Bien sûr, la plus grande « mesure d’incitation » sous le socialisme sera le fait que les gens se sentiront en sécurité dans leur emploi, auront une bien meilleure qualité de vie, plus de temps libre, bénéficieront d’un ample système de protection sociale, et auront la capacité d’influer sur leur propre avenir et sur celui de la société par le biais de comités élus dans les entreprises, dans les écoles, dans les quartiers, etc.

Si l’on doit recourir à des mesures d’incitation, celles-ci devraient être des mesures collectives, bénéficiant à tout un secteur, ou à tout le pays. Si les mesures d’incitation ont trop de poids au niveau des entreprises socialisées, alors elles risqueraient d’arrêter la propagation des innovations et de saper la solidarité. Ce serait un retour en arrière par rapport à l’esprit d’une révolution socialiste victorieuse, qui viendrait de rejeter toutes les divisions entre les prolétaires dans la lutte pour le socialisme international. Des mesures collectives à plus grande échelle (ex. : au niveau de tout un secteur) encourageraient les entreprises socialisée qui s’en sortent bien à envoyer leurs experts à d’autres entreprises du même secteur; contrairement à ce qui se passe sous le capitalisme, toutes les entreprises bénéficieraient de l’expérience et des innovations dans chacune d’elles.
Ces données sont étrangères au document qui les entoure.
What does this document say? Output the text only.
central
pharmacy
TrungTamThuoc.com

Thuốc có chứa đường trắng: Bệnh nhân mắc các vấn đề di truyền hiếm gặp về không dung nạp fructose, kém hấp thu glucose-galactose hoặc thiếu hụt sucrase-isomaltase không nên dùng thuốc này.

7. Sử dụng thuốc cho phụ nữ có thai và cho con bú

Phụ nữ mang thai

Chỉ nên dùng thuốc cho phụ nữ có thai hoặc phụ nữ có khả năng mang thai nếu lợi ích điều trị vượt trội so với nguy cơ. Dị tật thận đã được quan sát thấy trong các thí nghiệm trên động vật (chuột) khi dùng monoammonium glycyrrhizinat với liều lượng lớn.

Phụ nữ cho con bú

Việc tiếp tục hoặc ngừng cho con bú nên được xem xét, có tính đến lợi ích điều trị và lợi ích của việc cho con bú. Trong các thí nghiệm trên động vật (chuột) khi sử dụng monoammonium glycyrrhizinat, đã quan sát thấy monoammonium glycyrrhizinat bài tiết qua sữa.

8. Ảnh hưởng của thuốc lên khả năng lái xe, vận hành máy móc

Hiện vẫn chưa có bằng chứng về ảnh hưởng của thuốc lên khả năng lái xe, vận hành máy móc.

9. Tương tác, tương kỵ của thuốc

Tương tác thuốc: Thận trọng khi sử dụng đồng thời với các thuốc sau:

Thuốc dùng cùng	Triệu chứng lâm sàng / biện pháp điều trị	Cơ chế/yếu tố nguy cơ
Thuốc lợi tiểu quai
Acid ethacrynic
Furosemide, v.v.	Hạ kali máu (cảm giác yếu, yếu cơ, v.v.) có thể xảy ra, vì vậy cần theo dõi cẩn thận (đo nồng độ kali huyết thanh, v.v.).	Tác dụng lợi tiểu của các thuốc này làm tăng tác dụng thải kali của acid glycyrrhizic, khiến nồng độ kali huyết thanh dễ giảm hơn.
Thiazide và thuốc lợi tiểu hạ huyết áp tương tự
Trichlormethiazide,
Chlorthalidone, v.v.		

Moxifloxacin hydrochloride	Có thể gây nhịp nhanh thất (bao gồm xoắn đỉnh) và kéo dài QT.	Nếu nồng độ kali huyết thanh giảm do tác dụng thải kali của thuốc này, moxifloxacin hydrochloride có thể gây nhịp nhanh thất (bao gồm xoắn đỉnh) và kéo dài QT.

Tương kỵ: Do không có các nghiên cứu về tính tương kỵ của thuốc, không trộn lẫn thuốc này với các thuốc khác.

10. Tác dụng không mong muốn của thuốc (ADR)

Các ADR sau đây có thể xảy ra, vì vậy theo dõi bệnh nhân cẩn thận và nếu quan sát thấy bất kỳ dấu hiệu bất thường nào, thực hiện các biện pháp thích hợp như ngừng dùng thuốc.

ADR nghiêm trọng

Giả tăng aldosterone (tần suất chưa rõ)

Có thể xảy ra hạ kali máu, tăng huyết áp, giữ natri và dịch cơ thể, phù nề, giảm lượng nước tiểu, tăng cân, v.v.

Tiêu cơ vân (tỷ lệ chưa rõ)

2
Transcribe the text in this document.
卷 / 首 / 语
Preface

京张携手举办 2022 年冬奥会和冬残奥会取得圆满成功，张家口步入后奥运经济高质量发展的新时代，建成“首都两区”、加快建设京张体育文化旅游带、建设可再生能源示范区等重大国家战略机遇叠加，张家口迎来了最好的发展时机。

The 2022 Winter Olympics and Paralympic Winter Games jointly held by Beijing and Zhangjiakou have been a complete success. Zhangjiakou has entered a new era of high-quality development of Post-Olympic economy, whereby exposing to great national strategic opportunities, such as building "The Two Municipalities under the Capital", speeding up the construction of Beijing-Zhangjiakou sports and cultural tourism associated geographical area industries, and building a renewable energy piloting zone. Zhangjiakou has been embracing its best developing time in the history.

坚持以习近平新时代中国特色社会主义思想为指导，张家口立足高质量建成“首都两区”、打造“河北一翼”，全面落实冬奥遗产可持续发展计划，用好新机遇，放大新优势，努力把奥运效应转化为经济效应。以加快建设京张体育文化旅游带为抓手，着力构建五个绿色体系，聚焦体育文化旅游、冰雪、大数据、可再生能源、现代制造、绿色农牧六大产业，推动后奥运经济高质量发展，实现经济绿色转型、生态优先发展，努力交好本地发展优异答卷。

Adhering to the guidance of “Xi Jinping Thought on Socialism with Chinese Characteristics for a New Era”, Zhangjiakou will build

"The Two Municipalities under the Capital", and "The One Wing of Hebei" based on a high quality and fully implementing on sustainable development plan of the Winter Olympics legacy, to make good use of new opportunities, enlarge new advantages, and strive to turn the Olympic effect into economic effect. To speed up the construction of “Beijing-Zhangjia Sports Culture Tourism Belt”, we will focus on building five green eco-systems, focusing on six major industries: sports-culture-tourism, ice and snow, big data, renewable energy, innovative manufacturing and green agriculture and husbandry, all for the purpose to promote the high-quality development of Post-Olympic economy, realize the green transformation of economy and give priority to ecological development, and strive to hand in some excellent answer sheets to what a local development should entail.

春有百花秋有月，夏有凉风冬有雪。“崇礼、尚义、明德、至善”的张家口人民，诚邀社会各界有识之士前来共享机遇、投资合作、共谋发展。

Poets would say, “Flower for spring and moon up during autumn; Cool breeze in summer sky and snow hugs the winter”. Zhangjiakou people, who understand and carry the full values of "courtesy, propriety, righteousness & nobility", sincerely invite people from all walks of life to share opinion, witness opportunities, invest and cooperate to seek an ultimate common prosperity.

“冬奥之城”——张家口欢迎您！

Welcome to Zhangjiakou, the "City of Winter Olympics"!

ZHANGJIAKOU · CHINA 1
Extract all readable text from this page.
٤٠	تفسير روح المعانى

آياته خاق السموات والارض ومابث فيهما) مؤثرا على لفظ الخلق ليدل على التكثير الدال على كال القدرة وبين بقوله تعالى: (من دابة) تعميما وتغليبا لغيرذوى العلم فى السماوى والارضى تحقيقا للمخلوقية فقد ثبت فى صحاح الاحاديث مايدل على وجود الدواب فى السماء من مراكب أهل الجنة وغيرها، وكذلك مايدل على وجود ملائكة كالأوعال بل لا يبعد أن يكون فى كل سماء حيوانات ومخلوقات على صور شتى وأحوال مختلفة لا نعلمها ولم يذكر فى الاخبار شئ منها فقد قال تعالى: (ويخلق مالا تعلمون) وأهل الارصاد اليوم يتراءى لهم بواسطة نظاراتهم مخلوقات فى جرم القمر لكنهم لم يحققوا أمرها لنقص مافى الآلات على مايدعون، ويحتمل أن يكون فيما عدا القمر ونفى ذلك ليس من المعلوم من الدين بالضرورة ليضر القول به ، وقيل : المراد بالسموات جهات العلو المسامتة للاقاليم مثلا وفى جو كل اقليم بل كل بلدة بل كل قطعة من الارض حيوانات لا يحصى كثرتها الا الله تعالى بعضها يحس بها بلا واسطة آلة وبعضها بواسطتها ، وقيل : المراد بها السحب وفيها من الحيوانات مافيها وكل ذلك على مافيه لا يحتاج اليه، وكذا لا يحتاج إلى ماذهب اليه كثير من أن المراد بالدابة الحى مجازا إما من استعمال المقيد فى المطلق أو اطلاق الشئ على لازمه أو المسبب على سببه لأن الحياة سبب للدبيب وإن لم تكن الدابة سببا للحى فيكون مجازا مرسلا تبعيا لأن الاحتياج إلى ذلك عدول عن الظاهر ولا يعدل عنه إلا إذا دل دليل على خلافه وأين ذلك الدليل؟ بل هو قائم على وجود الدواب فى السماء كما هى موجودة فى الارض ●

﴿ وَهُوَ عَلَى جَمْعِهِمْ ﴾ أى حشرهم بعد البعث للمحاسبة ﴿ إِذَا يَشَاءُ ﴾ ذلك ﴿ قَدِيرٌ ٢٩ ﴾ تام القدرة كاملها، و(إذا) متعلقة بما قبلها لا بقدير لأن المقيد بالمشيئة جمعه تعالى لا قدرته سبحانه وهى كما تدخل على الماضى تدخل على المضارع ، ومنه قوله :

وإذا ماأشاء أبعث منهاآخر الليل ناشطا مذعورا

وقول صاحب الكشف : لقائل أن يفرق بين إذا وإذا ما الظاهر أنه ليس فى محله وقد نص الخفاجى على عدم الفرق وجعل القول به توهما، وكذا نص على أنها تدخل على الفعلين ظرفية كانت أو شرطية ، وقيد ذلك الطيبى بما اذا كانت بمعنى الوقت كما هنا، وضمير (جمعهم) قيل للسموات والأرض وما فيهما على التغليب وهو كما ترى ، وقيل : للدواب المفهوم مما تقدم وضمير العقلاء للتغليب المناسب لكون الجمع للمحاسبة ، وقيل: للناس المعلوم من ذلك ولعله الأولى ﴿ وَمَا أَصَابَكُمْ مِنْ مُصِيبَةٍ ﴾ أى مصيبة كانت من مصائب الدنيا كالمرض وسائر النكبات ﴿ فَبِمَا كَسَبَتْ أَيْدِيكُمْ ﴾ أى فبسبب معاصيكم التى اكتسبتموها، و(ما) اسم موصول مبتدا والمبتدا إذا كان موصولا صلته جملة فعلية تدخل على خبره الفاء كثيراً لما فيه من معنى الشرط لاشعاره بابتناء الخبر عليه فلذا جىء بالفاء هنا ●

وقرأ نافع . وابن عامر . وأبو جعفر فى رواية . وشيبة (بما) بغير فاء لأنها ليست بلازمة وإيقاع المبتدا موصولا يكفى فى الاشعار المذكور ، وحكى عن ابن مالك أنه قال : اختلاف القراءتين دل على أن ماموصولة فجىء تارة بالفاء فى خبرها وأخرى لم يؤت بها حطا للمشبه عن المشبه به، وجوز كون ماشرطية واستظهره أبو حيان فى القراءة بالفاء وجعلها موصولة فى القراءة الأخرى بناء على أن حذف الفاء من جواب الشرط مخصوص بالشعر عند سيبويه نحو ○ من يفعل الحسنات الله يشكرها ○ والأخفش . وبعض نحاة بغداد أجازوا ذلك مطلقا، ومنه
En fin de compte, vu les progrès accomplis par la science et par la technologie, l’activité économique n’occupera plus qu’une partie de plus en plus insignifiante de la vie. Cela jettera en même temps, le fondement nécessaire pour le développement global de l’individu et de la société. Les producteurs directs, c’est-à-dire les travailleurs et les travailleuses, ne seront plus dominés par la production en tant que force étrangère à eux, comme c’est le cas sous le capitalisme. Avec l’aggravation de la crise du capitalisme, des millions de personnes choisiront de s’engager sur la voie de la lutte. Armer ces luttes en leur faisant comprendre la nécessité d’une planification démocratique des secteurs stratégiques de l’économie s’avérera crucial si nous voulons organiser les travailleurs, les travailleuses et les jeunes autour d’un programme capable d’entraîner des transformations fondamentales.